The Federal Government, 36 states, and 774 Local Government Areas shared a total of ₦2.3 trillion from the May 2026 Federation Account Allocation Committee, FAAC, disbursement. But the meeting also revealed a ₦62 billion decline in Value Added Tax, VAT, revenue for the month.
According to the FAAC communiqué released after the June session, the ₦2.3 trillion shared included statutory revenue, VAT, electronic money transfer levy, EMTL, exchange difference, and augmentation from other sources. The drop in VAT was attributed to lower consumer spending and seasonal factors, even as collections from oil and gas kept total distributable revenue high.

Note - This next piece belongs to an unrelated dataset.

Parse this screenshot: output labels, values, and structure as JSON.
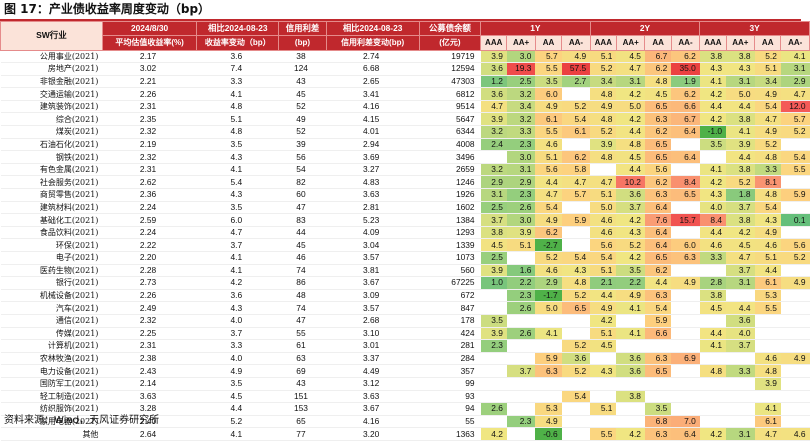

From the ₦2.3 trillion, the Federal Government received the largest share based on the revenue formula. States got the next bulk to fund salaries, infrastructure, and social programs. LGAs received their allocation to support grassroots development. The exact figures per tier were captured in the FAAC table, with derivation paid to oil-producing states as required by law.
FAAC noted that VAT, a key indicator of domestic consumption, declined by ₦62 billion compared to April. Officials linked it to reduced business activity post-Eid, tighter household spending, and the impact of recent tax policy adjustments. Despite the dip, VAT remained one of the top contributors to the shared pool, alongside company income tax and oil revenue.
For states and LGAs, the ₦2.3 trillion inflow provides fiscal relief amid rising wage bills and infrastructure demands. Governors have been under pressure to implement the new minimum wage and fund capital projects. The VAT decline, however, is a warning sign. VAT reflects what Nigerians are buying and selling — when it drops, it signals slower economic activity at the consumer level.
The committee said it will continue monitoring revenue trends closely. With reforms in tax administration and efforts to expand the tax net, the government is targeting more stable non-oil revenue. FAAC also urged sub-national governments to prioritize transparency and project delivery as allocations increase.
Bottom line: May’s ₦2.3 trillion share kept government at all levels liquid, but the ₦62bn VAT slide shows consumers are tightening their belts. For households in Port Harcourt and across Nigeria, that means prices and spending power will remain in focus through Q3 2026.